Она подходит к окну и видит на подоконнике кучки пыли. Плотная, белая ткань халата на ней не пропускала свет, и было трудно представить контуры её тела, хотя он знал, будто его нет. Почему она заговорила о его отце? Деревья скрипели на улице. Тени ветвей щекотали комнату.
— ты боишься щекотки?
— меня настораживают щекотливые вопросы.
Она отошла от окна. Её внешность трудна для слова. Поштучный мир окружающего не шелохнулся, всё больше напоминая беспредметность, которую он молчаливо призывал, всматриваясь во что-то.
— некоторые говорят, что сначала появилась песня, а потом речь. Вырезая из камня наконечник стрелы или копья, древний человек таким образом развлекал себя. Вообще, возможности речевого аппарата безграничны. Может быть, займусь sound poetry.

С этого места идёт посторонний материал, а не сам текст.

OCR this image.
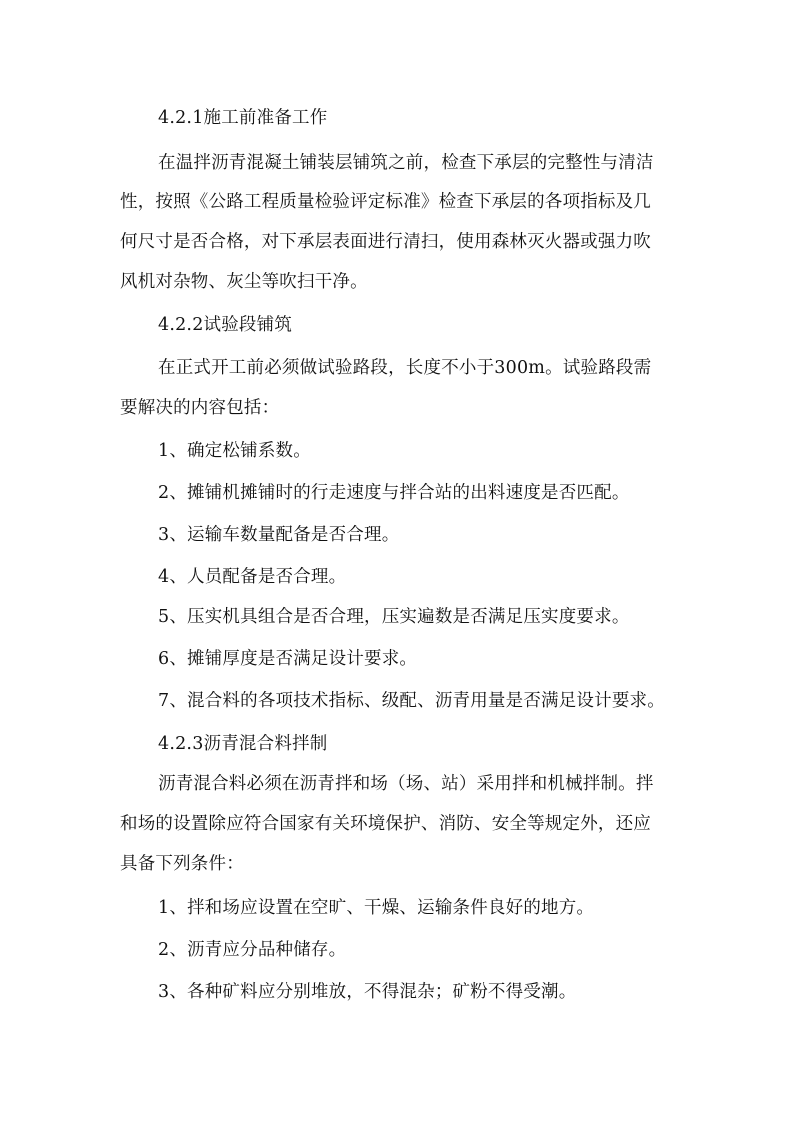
4.2.1施工前准备工作
在温拌沥青混凝土铺装层铺筑之前，检查下承层的完整性与清洁
性，按照《公路工程质量检验评定标准》检查下承层的各项指标及几
何尺寸是否合格，对下承层表面进行清扫，使用森林灭火器或强力吹
风机对杂物、灰尘等吹扫干净。
4.2.2试验段铺筑
在正式开工前必须做试验路段，长度不小于300m。试验路段需
要解决的内容包括：
1、确定松铺系数。
2、摊铺机摊铺时的行走速度与拌合站的出料速度是否匹配。
3、运输车数量配备是否合理。
4、人员配备是否合理。
5、压实机具组合是否合理，压实遍数是否满足压实度要求。
6、摊铺厚度是否满足设计要求。
7、混合料的各项技术指标、级配、沥青用量是否满足设计要求。
4.2.3沥青混合料拌制
沥青混合料必须在沥青拌和场（场、站）采用拌和机械拌制。拌
和场的设置除应符合国家有关环境保护、消防、安全等规定外，还应
具备下列条件：
1、拌和场应设置在空旷、干燥、运输条件良好的地方。
2、沥青应分品种储存。
3、各种矿料应分别堆放，不得混杂；矿粉不得受潮。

— да, никогда не знаешь, где найдёшь, где потеряешь. У тебя есть неплохие природные способности, но давай опустим это. Нас ждёт встреча с новыми знакомыми. Я бы не хотела, чтобы ты, как в тот раз, отсиделся в углу, не проронив ни слова.
— вот опять воют собаки. Мне необходимо тебе сказать. Вопрос жизни и смерти. Щекотлив, но мне нужно больше двигаться. Динамика сглаживает острые пики панической атаки. Что-то в духе действия берушей: острие звука срезается, закругляясь, - он слышен, но как через подушку.

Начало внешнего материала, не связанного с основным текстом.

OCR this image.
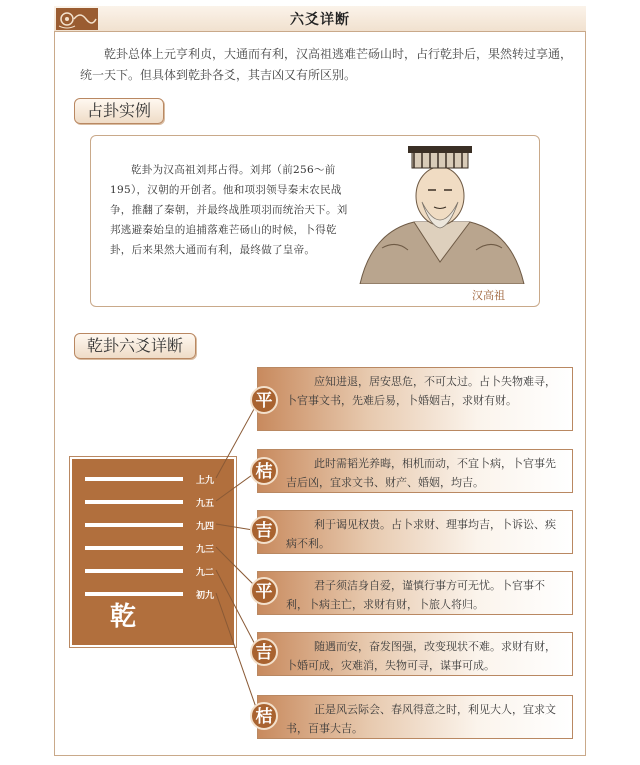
六爻详断

乾卦总体上元亨利贞，大通而有利，汉高祖逃难芒砀山时，占行乾卦后，果然转过享通，统一天下。但具体到乾卦各爻，其吉凶又有所区别。

占卦实例

乾卦为汉高祖刘邦占得。刘邦（前256～前195），汉朝的开创者。他和项羽领导秦末农民战争，推翻了秦朝，并最终战胜项羽而统治天下。刘邦逃避秦始皇的追捕落难芒砀山的时候，卜得乾卦，后来果然大通而有利，最终做了皇帝。

汉高祖
乾卦六爻详断
上九
九五
九四
九三
九二
初九
乾
应知进退，居安思危，不可太过。占卜失物难寻，卜官事文书，先难后易，卜婚姻吉，求财有财。
此时需韬光养晦，相机而动，不宜卜病，卜官事先吉后凶，宜求文书、财产、婚姻，均吉。
利于谒见权贵。占卜求财、理事均吉，卜诉讼、疾病不利。
君子须洁身自爱，谨慎行事方可无忧。卜官事不利，卜病主亡，求财有财，卜旅人将归。
随遇而安，奋发图强，改变现状不难。求财有财，卜婚可成，灾难消，失物可寻，谋事可成。
正是风云际会、春风得意之时，利见大人，宜求文书，百事大吉。
平
桔
吉
平
吉
桔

Он просит её поставить вертикально ладонь тыльной стороной и приблизить к нему. Указательным пальцем тыкает в центр в районе пересечения линий сердца и судьбы, говоря, что так выглядит и работает усечённый фильтром звук.

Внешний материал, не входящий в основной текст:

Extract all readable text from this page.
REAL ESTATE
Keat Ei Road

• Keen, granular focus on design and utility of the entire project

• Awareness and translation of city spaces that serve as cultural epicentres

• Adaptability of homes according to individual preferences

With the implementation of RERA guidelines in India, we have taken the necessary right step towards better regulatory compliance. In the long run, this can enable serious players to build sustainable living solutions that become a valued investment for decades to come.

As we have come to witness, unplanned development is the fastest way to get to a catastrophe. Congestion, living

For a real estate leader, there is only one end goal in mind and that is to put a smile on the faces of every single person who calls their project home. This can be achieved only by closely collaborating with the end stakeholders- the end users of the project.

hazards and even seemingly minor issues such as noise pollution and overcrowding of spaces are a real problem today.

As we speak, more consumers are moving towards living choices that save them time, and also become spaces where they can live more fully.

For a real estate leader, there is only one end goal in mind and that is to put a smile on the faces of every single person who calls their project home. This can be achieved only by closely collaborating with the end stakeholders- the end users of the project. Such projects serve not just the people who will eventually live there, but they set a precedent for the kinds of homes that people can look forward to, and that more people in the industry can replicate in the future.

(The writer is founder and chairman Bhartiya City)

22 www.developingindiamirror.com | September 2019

— о чём я буду с ними говорить? Чистая, выглаженная одежда ждёт в шкафу, но я не спал всю ночь, выли собаки с ветром на перегонки, я ходил по комнате — тени негде упасть. Твоя ладонь мягкая и тёплая. Мне хочется тебе что-то рассказать, но я всё забыл. Искры отлетают от огня и быстро гаснут. Прогнозы не предрекают ничего хорошего. Замереть бы. Но что это изменит в общем порядке?
— ты провоцируешь во мне решительность. Разговор заходит в тупик. Надо растопить камин. Скоро придут гости. В доме сыро. Ничего не происходит. Бронзовые идолы лицом повёрнуты к стенам. Воздух беременеет сдвигом. Зародыш тектонизма. Отражающая прозрачность. Как тебя ещё зовут?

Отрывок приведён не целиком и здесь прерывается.